Thanks! Bought a 2005 with 40,000 miles on her. Runs like a beast and seeing as I am in the City, she won't get many miles. Looking forward to keeping it a long time!


----------



## mikew968 (Feb 12, 2005)

one word: Transmission


----------



## Dave Yates (Jun 8, 2010)

I came off of the 100K extended warranty and spent $1300 for water pump issues. Thinking about other big ticket items that could go wrong (transmission, air suspension, engine) and I lost my nerve. I sold the Treg today at 104K miles. I loved the car but I was not ready to take the hit for a major break down.

Anyway, good luck to the rest of you guys who are hanging tough.


----------



## fatbuckel (Oct 16, 2009)

Dave Yates said:


> I came off of the 100K extended warranty and spent $1300 for water pump issues. Thinking about other big ticket items that could go wrong (transmission, air suspension, engine) and I lost my nerve. I sold the Treg today at 104K miles. I loved the car but I was not ready to take the hit for a major break down.
> 
> Anyway, good luck to the rest of you guys who are hanging tough.
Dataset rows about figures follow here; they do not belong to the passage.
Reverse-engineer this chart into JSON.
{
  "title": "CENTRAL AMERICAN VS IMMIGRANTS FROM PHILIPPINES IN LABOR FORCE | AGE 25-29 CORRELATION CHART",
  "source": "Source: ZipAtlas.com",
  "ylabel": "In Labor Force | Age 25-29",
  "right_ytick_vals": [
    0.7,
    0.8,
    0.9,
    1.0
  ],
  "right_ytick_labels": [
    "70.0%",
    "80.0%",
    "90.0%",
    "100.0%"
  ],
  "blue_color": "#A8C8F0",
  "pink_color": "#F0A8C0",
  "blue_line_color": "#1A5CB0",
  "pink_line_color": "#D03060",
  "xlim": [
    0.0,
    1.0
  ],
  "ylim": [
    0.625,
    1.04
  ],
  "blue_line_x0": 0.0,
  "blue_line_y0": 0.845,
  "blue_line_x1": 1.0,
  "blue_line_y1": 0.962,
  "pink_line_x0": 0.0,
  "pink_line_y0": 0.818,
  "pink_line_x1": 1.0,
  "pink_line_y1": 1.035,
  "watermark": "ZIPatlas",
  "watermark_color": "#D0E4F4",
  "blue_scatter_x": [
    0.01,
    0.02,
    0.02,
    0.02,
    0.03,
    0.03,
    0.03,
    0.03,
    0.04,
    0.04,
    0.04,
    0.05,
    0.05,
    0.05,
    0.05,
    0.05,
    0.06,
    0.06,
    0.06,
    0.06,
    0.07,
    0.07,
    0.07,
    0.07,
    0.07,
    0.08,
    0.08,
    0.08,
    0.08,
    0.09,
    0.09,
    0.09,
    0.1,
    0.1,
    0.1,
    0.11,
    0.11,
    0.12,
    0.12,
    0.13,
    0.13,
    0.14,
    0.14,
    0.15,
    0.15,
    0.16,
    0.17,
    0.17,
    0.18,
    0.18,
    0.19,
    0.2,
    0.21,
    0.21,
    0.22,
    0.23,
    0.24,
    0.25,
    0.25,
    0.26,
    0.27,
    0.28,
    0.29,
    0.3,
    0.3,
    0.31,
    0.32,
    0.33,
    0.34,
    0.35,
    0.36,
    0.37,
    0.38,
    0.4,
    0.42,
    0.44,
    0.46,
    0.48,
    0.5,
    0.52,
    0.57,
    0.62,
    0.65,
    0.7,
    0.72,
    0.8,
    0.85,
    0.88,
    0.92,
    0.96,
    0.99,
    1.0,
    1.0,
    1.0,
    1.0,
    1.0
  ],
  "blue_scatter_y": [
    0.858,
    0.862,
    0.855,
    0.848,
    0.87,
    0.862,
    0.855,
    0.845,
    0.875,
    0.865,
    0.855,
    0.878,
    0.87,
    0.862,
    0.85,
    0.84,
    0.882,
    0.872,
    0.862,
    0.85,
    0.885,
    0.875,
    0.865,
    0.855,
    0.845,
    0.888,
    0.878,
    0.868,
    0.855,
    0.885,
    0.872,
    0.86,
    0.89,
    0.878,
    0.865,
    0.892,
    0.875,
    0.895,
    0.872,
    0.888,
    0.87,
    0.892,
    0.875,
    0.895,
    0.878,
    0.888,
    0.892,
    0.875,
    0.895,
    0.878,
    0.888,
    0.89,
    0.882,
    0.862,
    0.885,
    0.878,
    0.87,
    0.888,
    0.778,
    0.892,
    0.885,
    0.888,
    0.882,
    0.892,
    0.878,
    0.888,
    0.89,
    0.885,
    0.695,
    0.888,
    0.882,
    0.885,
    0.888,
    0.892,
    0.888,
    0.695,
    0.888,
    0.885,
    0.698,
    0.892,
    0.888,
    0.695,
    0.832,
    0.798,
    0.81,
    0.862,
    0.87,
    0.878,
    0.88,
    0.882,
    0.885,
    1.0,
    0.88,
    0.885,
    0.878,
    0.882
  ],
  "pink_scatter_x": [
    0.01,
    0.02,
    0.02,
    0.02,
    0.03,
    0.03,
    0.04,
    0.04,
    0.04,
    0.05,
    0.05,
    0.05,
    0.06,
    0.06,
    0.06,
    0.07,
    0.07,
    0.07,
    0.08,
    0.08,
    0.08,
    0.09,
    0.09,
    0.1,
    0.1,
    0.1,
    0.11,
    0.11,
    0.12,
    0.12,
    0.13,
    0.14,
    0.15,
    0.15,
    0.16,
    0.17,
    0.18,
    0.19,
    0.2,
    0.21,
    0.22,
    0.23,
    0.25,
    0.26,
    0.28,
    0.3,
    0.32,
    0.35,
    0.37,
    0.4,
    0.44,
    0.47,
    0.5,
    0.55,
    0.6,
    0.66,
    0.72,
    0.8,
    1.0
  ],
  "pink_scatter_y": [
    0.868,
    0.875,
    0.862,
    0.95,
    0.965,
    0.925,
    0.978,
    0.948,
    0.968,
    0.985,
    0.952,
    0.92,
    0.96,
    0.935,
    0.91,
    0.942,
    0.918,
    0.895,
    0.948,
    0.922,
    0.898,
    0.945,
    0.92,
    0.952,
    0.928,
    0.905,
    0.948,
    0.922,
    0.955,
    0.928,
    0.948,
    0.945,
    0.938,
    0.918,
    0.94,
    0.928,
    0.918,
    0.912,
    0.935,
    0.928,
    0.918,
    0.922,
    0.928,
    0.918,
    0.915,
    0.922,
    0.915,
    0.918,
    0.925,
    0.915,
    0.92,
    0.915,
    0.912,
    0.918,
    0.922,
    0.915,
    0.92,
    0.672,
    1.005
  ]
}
You know, it`s not about "hanging tough". I`m tired of people insinuating that these trucks are anything but a good truck. You spent $1300 on water pump issues probably because you went to the dealer. Water pump...V6...$65.22 at ecstuning.com 
http://www.ecstuning.com/Volkswagen-Touareg_1--V6/Engine/Cooling/Water_Pump/
Water pump...V8....$95.95 at ecstuning.com 
http://www.ecstuning.com/Volkswagen-Touareg_1--V8/Engine/Cooling/Water_Pump/
It`s not any more difficult than any other water pump job. Point is, if you are going to worry about any possible breakdown, you won`t be able to buy any car. My philosophy is I want to buy a truck designed to not break down in Siberia. If you break down there,you will die.


----------



## cps (Jan 19, 2005)

I have a 2006 with 53,000 miles. Just had all of the timing chains and gears replaced. Fortunately I had the extended warranty. I want to keep this car for he long haul and makes me nervous that I had this major problem but it is paid for. An occasional major repair is still better than laying out another 50k on new car.


----------



## fincher (Jan 5, 2004)

cps said:


> An occasional major repair is still better than laying out another 50k on new car.


Well said.eace:


----------



## Dave Yates (Jun 8, 2010)

An $6,000 repair (the price of a new transmission) on a vehicle that is worth $13,000 does not seem to be a good investment. 

With respect to the Touareg being a good truck, it is a fabulous truck. I loved mine. More race car than truck. My love for the truck was tempered by the fact that it is a complex vehicle on the same level with BMW and Mercedes, and with that complexity and high mileage eventually comes the risk of some break downs. It is because of the complexity of this vehicle is why I always went back to dealer for repairs, which does run up the cost of operations. The Touareg is as good as any, or better than most, but sooner or later they will break and when that happens to the Touareg it gets expensive.


----------